Mother stayed in her rooms for a time and then when she returned to her activities her steps were heavy as if it were too hard to move about. I remember seeing her cry when she spied a half-finished navy cap in her knitting basket. She called me over, "Fitz, do you see my wool?" I nodded. "Pull out the needles and unravel it."
I had unraveled things for her before, but usually only to a fixed spot, undoing a mistake. When that had occurred, I always wanted to unravel more. But on this day, a task that I would normally relish, brought me no pleasure. As I pulled her navy stitches free, I realized that everything that could be built could faster be destroyed.
Mother did not have me tear apart her finished items. Instead she gave the whole bundle to Mrs. Reynolds. She told her, "I cannot bear to keep these, but it would be selfish to discard them.
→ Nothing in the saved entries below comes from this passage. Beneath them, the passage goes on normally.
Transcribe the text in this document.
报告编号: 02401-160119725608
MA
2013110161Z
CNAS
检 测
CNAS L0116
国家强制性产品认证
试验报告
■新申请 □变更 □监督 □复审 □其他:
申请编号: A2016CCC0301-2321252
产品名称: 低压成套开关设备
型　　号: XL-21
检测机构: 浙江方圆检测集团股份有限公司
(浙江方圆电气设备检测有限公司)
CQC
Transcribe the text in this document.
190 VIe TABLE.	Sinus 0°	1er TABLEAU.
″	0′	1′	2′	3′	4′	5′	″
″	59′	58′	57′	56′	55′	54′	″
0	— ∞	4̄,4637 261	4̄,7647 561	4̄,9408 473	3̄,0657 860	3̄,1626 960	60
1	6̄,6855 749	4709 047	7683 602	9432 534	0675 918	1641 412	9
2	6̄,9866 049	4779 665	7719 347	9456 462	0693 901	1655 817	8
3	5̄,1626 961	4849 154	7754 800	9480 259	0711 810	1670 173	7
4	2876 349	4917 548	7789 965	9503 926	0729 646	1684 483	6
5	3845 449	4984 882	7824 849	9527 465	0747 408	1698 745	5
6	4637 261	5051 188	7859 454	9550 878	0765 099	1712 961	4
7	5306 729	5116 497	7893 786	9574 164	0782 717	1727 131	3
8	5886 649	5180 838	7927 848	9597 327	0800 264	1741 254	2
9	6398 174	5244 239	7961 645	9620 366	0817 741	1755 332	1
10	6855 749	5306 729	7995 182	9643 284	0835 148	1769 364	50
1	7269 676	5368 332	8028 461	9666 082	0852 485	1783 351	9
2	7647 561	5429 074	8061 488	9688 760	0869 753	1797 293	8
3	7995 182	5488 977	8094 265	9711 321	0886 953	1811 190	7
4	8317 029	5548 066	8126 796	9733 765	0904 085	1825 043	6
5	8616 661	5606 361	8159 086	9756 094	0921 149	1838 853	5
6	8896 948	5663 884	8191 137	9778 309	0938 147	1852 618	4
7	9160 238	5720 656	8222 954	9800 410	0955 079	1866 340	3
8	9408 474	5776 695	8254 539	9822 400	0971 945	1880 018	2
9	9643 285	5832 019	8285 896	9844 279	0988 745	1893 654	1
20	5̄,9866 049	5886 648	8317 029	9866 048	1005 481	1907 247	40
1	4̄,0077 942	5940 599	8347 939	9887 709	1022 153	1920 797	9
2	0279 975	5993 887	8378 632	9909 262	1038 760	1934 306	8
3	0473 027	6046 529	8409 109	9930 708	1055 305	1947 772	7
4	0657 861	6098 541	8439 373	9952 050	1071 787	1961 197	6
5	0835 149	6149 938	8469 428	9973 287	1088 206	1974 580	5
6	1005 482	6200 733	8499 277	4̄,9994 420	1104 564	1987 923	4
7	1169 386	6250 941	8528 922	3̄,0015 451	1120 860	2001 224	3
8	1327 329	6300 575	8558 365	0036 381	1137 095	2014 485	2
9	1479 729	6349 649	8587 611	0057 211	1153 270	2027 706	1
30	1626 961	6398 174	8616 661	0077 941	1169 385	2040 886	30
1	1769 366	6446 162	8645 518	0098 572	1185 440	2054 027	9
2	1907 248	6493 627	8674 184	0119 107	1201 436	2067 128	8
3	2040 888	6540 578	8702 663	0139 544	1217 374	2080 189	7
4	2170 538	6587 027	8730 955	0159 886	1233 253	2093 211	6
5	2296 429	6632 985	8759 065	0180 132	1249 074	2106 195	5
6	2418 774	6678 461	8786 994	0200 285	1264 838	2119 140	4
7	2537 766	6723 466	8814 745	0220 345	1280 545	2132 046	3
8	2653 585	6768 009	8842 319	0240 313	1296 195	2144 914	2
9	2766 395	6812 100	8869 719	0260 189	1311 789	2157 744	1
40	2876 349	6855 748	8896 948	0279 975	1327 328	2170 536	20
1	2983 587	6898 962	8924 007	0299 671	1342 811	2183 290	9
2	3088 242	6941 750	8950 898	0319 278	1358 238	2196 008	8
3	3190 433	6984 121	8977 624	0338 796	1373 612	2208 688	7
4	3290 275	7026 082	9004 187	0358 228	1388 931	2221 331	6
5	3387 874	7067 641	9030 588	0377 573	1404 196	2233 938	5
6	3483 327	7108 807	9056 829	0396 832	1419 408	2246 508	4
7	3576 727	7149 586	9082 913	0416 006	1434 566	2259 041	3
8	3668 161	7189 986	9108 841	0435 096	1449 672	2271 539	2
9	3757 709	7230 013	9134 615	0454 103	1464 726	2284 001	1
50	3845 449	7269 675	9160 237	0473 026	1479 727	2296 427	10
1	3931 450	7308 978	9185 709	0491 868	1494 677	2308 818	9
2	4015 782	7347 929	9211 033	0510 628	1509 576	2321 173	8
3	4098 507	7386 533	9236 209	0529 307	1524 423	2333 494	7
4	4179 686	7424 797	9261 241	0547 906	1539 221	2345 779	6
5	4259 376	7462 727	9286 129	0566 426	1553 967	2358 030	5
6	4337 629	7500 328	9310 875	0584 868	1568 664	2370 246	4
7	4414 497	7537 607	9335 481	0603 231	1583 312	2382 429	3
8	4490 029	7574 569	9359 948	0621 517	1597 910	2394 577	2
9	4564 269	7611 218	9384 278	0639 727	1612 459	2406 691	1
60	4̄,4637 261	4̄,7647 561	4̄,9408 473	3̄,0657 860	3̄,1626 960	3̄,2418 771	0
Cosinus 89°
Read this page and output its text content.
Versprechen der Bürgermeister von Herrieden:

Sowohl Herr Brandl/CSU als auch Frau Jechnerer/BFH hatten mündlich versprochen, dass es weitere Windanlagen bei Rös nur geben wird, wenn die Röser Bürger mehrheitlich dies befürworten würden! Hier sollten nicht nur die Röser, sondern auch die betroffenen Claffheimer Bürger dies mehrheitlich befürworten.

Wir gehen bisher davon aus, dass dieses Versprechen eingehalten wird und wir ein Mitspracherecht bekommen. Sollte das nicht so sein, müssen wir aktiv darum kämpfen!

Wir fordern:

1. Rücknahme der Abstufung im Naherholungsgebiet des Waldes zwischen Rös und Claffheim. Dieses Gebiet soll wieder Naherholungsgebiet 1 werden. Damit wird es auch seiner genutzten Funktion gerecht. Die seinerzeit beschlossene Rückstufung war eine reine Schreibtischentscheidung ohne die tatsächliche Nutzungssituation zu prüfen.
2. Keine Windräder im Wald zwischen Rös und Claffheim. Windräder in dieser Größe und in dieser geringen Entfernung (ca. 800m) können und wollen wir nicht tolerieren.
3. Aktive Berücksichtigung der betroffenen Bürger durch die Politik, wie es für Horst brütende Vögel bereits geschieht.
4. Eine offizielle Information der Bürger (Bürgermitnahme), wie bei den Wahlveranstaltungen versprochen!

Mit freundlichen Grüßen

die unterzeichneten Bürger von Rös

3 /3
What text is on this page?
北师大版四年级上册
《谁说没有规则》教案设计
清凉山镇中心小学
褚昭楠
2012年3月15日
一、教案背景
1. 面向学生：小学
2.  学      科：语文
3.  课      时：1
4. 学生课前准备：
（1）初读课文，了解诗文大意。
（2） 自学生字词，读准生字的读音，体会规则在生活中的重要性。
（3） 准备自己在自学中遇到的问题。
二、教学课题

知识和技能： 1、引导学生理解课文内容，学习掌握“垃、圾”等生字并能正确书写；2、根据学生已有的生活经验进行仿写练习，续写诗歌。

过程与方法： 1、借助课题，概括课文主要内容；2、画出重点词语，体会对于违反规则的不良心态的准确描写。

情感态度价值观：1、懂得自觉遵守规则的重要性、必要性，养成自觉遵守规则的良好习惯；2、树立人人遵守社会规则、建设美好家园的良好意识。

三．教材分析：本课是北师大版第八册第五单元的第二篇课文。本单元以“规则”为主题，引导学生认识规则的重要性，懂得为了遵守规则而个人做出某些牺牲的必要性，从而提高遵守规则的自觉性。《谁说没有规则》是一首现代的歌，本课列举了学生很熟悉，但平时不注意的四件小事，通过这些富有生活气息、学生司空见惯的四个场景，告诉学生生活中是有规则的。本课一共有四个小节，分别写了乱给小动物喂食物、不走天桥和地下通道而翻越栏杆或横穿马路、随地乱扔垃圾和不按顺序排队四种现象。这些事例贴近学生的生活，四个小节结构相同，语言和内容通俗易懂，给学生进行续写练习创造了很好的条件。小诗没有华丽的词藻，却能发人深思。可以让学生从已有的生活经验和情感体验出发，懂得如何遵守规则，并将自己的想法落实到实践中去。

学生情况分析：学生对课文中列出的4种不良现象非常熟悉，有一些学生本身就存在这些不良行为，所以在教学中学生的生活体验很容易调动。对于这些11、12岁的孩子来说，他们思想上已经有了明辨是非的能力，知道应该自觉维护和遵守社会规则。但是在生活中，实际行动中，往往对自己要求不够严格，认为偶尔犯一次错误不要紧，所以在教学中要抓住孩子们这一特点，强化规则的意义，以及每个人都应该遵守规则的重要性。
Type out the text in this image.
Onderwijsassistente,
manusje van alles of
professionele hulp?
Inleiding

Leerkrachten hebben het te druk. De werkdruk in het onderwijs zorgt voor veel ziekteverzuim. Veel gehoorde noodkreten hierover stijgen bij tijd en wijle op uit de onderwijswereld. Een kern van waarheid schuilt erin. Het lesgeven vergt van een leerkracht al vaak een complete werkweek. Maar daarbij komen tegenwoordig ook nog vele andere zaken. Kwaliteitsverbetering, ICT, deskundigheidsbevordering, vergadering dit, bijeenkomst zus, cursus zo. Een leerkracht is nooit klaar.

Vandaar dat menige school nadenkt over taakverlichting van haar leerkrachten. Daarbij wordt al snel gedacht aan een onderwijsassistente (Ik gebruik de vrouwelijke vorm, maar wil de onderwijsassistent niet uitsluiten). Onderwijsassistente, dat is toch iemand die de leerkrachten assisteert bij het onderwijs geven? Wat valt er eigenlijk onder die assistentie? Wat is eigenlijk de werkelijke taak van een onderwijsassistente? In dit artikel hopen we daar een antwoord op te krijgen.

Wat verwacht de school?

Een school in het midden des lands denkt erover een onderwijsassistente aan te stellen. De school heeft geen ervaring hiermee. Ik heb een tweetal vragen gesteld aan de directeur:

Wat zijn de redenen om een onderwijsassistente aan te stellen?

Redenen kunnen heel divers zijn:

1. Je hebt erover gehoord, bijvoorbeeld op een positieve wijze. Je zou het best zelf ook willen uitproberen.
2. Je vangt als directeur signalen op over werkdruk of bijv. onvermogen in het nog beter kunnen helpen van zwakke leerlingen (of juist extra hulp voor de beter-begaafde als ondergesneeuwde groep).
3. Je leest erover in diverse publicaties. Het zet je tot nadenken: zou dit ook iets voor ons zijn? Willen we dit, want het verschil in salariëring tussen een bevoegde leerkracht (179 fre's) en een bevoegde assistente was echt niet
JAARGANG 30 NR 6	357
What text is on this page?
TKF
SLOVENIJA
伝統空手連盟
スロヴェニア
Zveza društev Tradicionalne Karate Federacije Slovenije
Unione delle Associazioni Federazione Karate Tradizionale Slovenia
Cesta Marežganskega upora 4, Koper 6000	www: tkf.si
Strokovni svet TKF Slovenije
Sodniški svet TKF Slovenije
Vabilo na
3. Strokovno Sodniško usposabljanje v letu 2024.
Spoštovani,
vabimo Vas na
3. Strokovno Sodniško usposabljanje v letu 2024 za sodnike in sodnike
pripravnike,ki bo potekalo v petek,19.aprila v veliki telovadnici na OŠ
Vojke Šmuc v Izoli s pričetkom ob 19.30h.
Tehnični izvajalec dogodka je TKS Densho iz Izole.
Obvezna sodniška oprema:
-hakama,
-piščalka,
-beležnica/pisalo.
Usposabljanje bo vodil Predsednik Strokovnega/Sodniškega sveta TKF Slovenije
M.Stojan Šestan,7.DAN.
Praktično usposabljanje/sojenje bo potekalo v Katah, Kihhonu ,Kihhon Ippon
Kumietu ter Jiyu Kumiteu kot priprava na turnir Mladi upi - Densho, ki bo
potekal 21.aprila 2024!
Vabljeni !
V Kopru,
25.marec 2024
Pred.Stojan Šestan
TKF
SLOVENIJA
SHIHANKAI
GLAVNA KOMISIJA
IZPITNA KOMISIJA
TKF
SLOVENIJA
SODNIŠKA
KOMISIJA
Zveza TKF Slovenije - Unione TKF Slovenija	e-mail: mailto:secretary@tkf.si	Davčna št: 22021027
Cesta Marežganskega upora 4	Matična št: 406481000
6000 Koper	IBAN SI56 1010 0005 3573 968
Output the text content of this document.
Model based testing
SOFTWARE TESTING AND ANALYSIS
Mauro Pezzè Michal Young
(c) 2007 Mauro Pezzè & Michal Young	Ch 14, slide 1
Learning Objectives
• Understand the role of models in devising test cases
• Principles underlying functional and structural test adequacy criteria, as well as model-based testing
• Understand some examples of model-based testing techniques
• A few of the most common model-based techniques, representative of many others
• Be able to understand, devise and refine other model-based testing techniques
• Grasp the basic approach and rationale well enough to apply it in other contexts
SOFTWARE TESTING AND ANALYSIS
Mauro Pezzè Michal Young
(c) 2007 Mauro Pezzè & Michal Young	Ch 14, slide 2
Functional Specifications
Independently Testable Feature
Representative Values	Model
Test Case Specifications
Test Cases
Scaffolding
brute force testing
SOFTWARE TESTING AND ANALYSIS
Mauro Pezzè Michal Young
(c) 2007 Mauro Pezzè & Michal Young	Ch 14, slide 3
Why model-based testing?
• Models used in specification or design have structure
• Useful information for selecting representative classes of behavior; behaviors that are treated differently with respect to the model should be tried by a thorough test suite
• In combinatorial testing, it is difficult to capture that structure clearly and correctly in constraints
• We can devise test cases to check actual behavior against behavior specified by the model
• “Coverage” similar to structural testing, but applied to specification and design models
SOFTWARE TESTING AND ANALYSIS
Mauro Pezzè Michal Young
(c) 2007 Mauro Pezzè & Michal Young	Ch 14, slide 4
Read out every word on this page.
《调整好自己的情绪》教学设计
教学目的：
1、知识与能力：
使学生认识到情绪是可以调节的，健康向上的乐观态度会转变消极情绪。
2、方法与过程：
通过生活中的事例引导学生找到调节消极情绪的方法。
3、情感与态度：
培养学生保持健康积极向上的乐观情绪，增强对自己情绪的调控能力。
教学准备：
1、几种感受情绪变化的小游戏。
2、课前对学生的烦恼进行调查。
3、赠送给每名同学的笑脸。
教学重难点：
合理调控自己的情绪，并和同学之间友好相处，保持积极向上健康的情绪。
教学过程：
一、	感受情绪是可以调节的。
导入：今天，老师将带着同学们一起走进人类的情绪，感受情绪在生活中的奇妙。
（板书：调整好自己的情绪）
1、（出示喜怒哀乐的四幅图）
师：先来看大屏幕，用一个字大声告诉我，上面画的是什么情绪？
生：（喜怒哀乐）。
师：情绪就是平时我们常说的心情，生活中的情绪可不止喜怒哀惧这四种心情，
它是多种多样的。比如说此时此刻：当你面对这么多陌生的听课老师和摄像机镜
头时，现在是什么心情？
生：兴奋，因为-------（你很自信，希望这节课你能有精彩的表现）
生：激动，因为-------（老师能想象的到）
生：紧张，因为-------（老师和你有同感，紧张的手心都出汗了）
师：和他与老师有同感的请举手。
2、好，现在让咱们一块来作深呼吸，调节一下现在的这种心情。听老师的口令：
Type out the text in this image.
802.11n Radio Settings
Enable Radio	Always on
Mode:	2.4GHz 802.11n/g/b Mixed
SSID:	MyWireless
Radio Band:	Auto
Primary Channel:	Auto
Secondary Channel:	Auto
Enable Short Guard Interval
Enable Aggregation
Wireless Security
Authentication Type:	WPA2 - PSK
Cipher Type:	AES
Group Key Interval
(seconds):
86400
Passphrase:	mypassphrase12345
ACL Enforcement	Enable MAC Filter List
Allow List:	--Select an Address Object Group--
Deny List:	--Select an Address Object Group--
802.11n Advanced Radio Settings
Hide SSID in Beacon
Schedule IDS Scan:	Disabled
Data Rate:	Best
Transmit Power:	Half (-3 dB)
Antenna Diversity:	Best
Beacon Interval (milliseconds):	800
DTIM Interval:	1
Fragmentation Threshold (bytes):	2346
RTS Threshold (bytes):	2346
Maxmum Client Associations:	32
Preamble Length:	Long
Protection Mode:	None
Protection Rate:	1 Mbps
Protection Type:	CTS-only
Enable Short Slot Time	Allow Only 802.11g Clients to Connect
What am I to do?"
Mrs. Reynolds said, "Perhaps we should just store them; you will have another child someday."
"No," my mother shook her head, her face bland. "I did not make these garments for just any baby, but for the one that was lost."
"If you do not mind a suggestion, perhaps you might gift them to the tenants with young babies. They are so very fine I am sure they would be proud to use them. Perhaps they might be christening gifts."
My mother considered, "Fine. Please gift away two or three items at a time to whoever has young babies and if there are any left, save them for the babies who are to come and gift them at their christenings."
Mrs. Reynolds dutifully did as she was asked. There were so many items that for at least a year, each newly christened baby received a gift from the Mistress of Pemberley. That year and the ones that followed many babies were beautifully arrayed with her finery as the items were passed along. Even now, occasionally I still see examples of her knitting on the newest generation of Pemberley tenants' babies, a blue cap here, yellow booties there.
When Mother was expecting Georgiana, she knitted far fewer items. She was far more cautious in her expectations, but there was not a babe more loved when she arrived than my sister.